As an example, let's consider a vector of length 256 and a block size of 64, there would be 256 / 64 = 4 blocks (in our case 4 threads), where each of these instances of the add_kernel would access and compute the respective ranges: $[0:64], [64:128], [128:192],$ and $[192:256]$ of the vectors. And each of these instances (threads) would write the result to their respective ranges in the output vector.

In [30]:
@triton.jit # triton decorator that tells triton that this function is a triton function.
def add_kernel(
    x_ptr,  # *Pointer* to first input vector.
    y_ptr,  # *Pointer* to second input vector.
    output_ptr,  # *Pointer* to output vector (it needs to be preallocated).
    n_elements,  # Size of the vector.
    BLOCK_SIZE: tl.constexpr,  # Number of elements each program should process (`constexpr` so it can be used as a shape value).
):
    # Since add_kernel has multiple instance we get the program id to know which part of the vector to process.
    # For instance: Program 0: pid = 0, Program 1: pid = 1, ...
    pid = tl.program_id(axis=0) 
    
    # Note that offsets is a list of pointers.
    # If pid = 1, block_start = 1 * 64, offsets = [64, 65, 66, ..., 127].
    block_start = pid * BLOCK_SIZE 
    offsets = block_start + tl.arange(0, BLOCK_SIZE) 

    # Create a mask to guard memory operations against out-of-bounds accesses.
    mask = offsets < n_elements

    # Load x and y from DRAM, masking out any extra elements in case the input is not a multiple of the block size.
    x = tl.load(x_ptr + offsets, mask=mask)
    y = tl.load(y_ptr + offsets, mask=mask)
    output = x + y

    # Write x + y back to DRAM.
    # Each program writes back to a different part of the output vector. So everything is concatenated at the end.
    tl.store(output_ptr + offsets, output, mask=mask) 

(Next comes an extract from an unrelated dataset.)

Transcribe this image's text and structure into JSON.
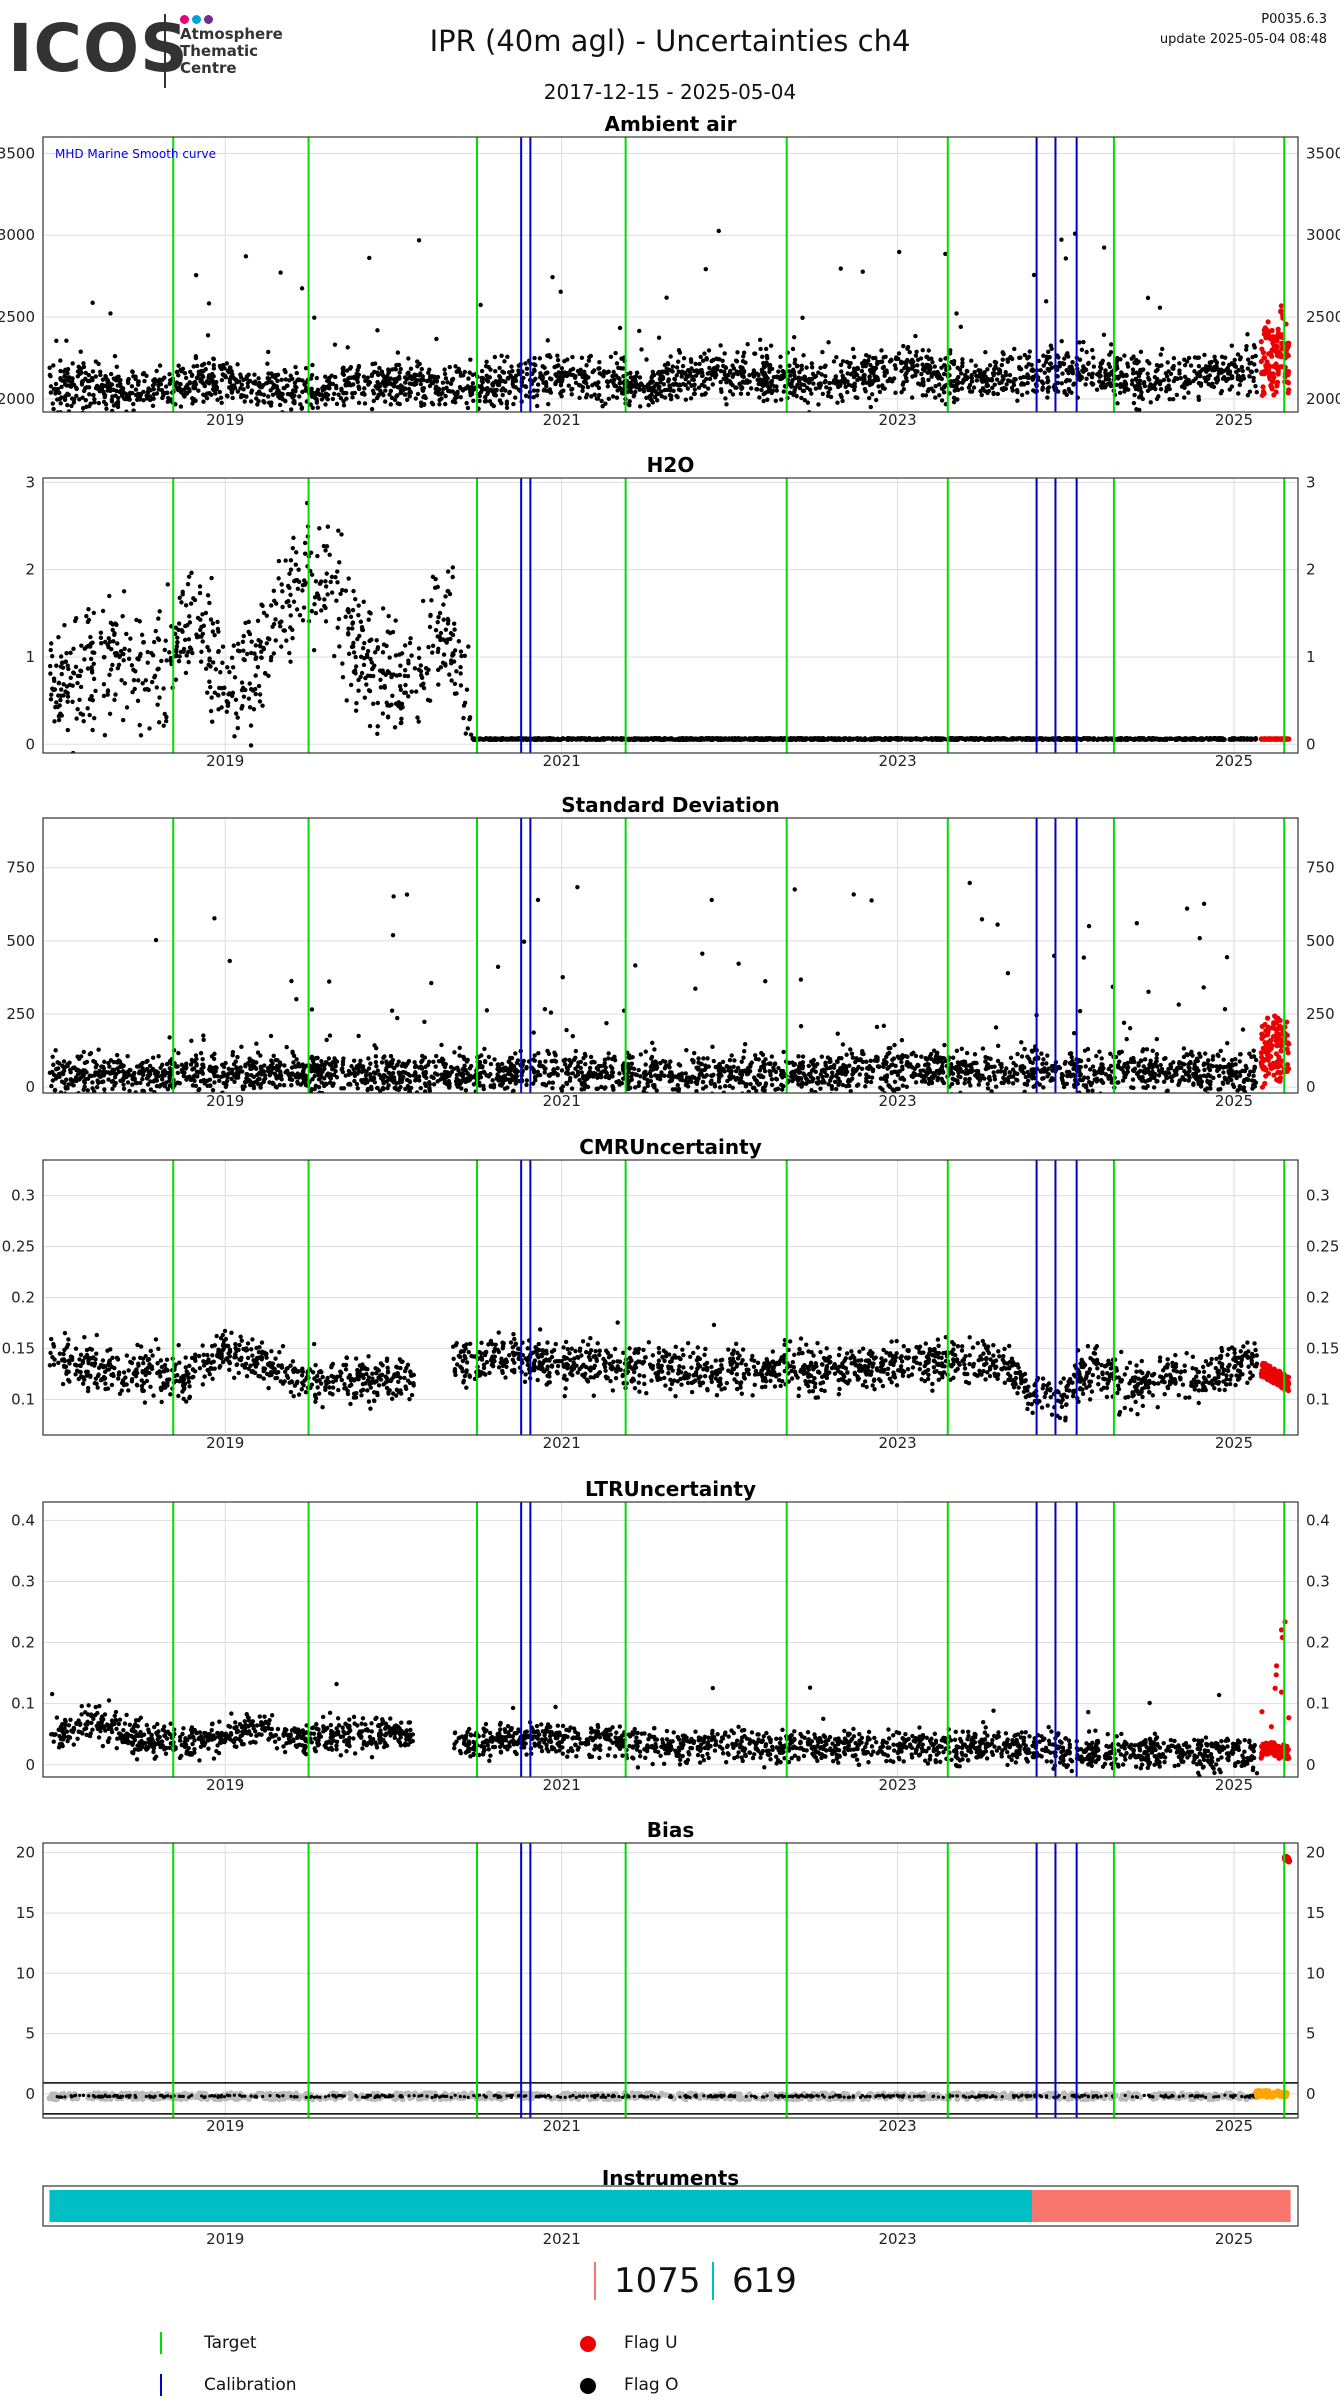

We will now build the add function, which will launch the kernel for each thread in parallel (using a grid of blocks and threads). The kernel will add the two vectors and write the result to the output vector.

In [31]:
def add(x: torch.Tensor, y: torch.Tensor):

    # We need to preallocate the output.
    output = torch.empty_like(x)
    assert x.is_cuda and y.is_cuda and output.is_cuda
    n_elements = output.numel()

    # The SPMD launch grid denotes the number of kernel instances that run in parallel.
    # It is analogous to CUDA launch grids. It can be either Tuple[int], or Callable(metaparameters) -> Tuple[int].
    # It calculates the number of blocks required for your kernel based on the total number of elements (n_elements) and the number of threads per block (BLOCK_SIZE). The result is returned as a tuple containing a single value which is the number of blocks needed to process the data.
    grid = lambda meta: (triton.cdiv(n_elements, meta['BLOCK_SIZE']),)

    #  Each torch.tensor object is implicitly converted into a pointer to its first element.
    #  "triton.jit" functions can be indexed with a launch grid (which is a function) to obtain a callable GPU kernel.
    #  Don't forget to pass meta-parameters as keywords arguments.
    add_kernel[grid](x, y, output, n_elements, BLOCK_SIZE=1024)
    # We return a handle to z but, since `torch.cuda.synchronize()` hasn't been called, the kernel is still running asynchronously at this point.
    return output

We will now compare the compute time for vector addition using Triton and PyTorch.

In [32]:
x = torch.randn(100000, device='cuda')
y = torch.randn(100000, device='cuda')

# Warm-up to get rid of the first run overhead. 
add(x, y)
torch.cuda.synchronize()

# Call your function
start = time.time()
output = add(x, y)
torch.cuda.synchronize() # Wait for the GPU operations to finish
end = time.time()

print(f"Triton: {(end - start)*1e3:.6f} ms")    

start = time.time()
output = x + y
torch.cuda.synchronize() # Wait for the GPU operations to finish
end = time.time()

print(f"Torch: {(end - start)*1e3:.6f} ms")

Triton: 1.060724 ms
Torch: 1.079082 ms


This gives roughly the equivalent time to the torch implementation, but since it is a simple operation, it doesn't really make a difference.